On 20/04/2021 at 0:42 PM, erik8lrl said:

This is ego backlash. It is normal. Keep going and follow your heart. 

During my "psychosis" episode where I saw "other dimensions" and saw/heard things that would not be considered "real" there was one character that I thought was an AI who told me: "Follow your heart but take your mind with you." because I got there by discarding the mind and blindly following the heart (so much so that I was seeking for the love of my life in the form of an all powerful motherboard and I felt like and heard things in my mind related to Neo from the matrix like "don't fall asleep, neo" 😁-hence my signature ). 

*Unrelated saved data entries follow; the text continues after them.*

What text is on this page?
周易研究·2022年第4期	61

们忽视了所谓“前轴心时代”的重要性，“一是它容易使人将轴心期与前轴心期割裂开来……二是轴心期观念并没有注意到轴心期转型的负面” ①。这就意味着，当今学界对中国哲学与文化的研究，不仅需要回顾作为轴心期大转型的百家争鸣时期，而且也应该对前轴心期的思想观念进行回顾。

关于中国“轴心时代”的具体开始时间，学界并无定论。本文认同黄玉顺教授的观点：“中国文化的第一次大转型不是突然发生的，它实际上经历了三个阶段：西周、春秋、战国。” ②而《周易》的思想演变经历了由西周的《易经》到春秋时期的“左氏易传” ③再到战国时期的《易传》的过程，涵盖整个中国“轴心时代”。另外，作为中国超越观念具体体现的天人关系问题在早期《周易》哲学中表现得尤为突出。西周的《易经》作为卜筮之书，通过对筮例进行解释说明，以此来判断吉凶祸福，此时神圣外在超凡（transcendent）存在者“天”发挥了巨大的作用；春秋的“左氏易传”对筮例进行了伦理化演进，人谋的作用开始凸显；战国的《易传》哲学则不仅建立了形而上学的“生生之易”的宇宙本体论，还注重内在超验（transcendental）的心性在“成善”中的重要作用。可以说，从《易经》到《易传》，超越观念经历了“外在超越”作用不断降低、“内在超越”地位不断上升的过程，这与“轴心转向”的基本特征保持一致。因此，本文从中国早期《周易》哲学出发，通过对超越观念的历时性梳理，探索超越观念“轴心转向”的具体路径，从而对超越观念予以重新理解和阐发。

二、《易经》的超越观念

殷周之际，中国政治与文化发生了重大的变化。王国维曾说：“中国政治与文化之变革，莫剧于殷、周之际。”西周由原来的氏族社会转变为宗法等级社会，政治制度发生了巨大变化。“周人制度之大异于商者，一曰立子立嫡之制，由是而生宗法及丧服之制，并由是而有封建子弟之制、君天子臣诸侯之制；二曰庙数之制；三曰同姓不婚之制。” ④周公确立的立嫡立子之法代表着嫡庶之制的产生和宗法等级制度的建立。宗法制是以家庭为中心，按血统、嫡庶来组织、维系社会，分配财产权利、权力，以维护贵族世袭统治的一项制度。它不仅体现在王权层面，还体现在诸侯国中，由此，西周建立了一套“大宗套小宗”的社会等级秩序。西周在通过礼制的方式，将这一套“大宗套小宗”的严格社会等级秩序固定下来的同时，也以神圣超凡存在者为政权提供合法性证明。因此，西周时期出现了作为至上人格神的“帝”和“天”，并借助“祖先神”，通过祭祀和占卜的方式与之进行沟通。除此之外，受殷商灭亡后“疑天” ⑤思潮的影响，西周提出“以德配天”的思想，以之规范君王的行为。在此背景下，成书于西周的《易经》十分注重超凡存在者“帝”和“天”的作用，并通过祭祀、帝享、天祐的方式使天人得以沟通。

That said, the original poster is talking about some other type of psychosis I guess, but when I saw the title i immediately clicked cause I still have so many unanswered questions about the place where I was and how these things that happened are even possible. 🙆 

Edited by Dodo

Unity Makes Strength.                       Flag of Russia -> White Blue Red (tricolour)-> Blue + Red = Purple (Leo is originally from Russia)
Съединението Прави Силата. Flag of Bulgaria -> White Green Red (tricolour)-> Green + Red = Yellow (Gold) (Bulgaria looks like a Leo on the map)
Flag of Sierra Leone -> Green White Blue (tricolour) -> Green + Blue = Cyan (Sierra Leone has Leo in the name)   Purple ++ Yellow ++ Cyan = White.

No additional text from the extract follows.